Home Regeneron's C5 Monoclonal Antibody Pozelimab Receives FDA Priority Review for CHAPLE Disease

Regeneron's C5 Monoclonal Antibody Pozelimab Receives FDA Priority Review for CHAPLE Disease

Feb 22, 2023 07:55 CST Updated 07:55
Regeneron

Biopharmaceutical Manufacturer

FDA

U.S. Food and Drug Administration


On February 21, Regeneron announced that the Biologics License Application (BLA) for Pozelimab to treat CHAPLE syndrome received priority review from the FDA, with a PDUFA date of August 20, 2023. Currently, there are no approved therapies available for this disease.


CHAPLE Syndrome, also known as CD55 Deficiency with Complement Hyperactivation, Angiopathic Thrombosis, and Protein-Losing Enteropathy or CD55 Deficiency-Mediated Protein-Losing Enteropathy, is an ultra-rare hereditary immune disorder caused by biallelic loss-of-function mutations in CD55 that lead to excessive complement activation. The lack of CD55 in the human body causes the complement system to attack normal cells, subsequently damaging lymphatic vessels and blood vessels in the upper digestive tract, resulting in the loss of blood cells and proteins. Most patients experience symptoms such as abdominal pain, bloody diarrhea, vomiting, malnutrition, slow growth, leg swelling (edema), recurrent infections, and thrombosis, which can be life-threatening in severe cases. According to statistics, there are fewer than 100 CHAPLE syndrome patients worldwide.

Pozelimab is a fully human IgG4 monoclonal antibody targeting complement factor C5, developed by Regeneron using its proprietary VelocImmune technology platform. It aims to block the activity of complement factor C5 and prevent complement pathway-mediated diseases.

This BLA is primarily based on positive results from a Phase II/III single-arm clinical trial (NCT04209634). The study included 10 patients aged 1 year and older with CHAPLE syndrome, aiming to evaluate the efficacy and safety of Pozelimab.
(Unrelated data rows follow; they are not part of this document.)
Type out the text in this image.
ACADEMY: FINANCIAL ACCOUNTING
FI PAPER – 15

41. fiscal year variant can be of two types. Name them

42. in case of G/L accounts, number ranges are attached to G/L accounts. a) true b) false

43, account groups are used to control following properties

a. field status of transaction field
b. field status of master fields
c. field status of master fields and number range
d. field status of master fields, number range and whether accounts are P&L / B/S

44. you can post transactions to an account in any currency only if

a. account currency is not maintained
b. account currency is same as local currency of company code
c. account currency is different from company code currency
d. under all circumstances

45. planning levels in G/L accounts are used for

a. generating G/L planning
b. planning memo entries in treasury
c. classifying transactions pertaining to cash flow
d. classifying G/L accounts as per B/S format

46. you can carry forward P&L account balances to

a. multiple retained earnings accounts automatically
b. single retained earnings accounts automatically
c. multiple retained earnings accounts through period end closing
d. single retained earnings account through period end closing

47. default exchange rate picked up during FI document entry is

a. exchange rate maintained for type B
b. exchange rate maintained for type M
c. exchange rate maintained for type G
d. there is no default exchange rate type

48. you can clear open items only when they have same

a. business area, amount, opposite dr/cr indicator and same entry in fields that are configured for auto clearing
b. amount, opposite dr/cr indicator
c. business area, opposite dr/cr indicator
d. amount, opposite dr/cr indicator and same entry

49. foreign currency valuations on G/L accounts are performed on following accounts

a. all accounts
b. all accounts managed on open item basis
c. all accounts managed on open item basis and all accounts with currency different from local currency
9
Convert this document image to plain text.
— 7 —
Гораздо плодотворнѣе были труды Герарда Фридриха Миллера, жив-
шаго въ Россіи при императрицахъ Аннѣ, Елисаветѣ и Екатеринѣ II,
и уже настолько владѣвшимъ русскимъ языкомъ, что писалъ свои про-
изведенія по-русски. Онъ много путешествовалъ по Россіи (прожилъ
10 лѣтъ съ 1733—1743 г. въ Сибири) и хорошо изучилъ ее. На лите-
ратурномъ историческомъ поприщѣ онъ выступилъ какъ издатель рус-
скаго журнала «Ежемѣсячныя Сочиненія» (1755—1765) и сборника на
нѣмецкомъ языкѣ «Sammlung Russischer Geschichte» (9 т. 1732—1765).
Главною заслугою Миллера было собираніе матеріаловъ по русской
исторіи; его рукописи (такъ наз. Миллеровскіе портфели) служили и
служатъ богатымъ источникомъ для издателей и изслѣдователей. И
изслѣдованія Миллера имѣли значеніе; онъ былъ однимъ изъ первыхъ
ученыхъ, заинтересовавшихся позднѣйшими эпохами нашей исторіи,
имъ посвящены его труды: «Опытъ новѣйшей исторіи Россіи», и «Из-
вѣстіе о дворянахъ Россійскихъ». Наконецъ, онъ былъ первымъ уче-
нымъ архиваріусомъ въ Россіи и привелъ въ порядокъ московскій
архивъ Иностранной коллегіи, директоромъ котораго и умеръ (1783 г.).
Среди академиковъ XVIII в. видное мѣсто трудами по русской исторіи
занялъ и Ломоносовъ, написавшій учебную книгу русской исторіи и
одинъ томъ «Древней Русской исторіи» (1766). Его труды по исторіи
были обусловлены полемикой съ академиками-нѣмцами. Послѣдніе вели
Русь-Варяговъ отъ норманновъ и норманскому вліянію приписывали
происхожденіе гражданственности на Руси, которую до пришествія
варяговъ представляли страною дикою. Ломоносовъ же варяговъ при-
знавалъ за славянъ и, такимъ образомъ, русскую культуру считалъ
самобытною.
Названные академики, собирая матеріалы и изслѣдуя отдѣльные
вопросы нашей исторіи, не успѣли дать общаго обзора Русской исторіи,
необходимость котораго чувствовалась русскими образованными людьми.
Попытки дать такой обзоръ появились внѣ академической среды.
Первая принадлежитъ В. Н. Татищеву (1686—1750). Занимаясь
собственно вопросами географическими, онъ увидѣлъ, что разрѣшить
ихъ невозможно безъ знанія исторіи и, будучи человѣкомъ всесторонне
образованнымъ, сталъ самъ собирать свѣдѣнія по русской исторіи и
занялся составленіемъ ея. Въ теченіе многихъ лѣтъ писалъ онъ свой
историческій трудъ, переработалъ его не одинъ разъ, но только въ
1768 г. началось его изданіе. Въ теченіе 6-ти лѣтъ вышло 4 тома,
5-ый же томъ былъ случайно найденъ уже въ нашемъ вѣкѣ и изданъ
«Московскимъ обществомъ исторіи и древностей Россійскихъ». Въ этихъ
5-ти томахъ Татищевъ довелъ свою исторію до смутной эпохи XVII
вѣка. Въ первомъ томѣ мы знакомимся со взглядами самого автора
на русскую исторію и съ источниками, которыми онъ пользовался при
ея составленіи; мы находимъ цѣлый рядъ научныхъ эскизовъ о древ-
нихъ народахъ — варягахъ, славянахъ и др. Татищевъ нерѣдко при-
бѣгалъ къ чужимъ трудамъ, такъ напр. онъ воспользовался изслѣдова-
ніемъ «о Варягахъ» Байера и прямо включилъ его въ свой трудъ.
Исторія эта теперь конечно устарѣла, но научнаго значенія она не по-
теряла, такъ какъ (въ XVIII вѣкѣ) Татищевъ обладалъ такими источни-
Patients were required to receive an initial intravenous injection of Pozelimab at a dose of 30 mg/kg on Day 1, followed by weekly subcutaneous injections of Pozelimab based on body weight. The primary endpoint was the proportion of patients achieving normalization of serum albumin levels and showing improvement in clinical symptoms (including abdominal pain, daily bowel movements, and facial and peripheral edema).

The results showed that at week 24 of treatment, 100% of patients' serum albumin levels rapidly and continuously returned to normal, with clinical symptoms improved or no deterioration. In addition, the number of hospitalization days and albumin infusion times significantly decreased, and the age-weight score and age-height score increased in a clinically meaningful way. In terms of safety, 7 patients experienced mild or moderate adverse events (AEs), the most common AEs being iron deficiency, fever, rhinitis, urticaria, and vomiting.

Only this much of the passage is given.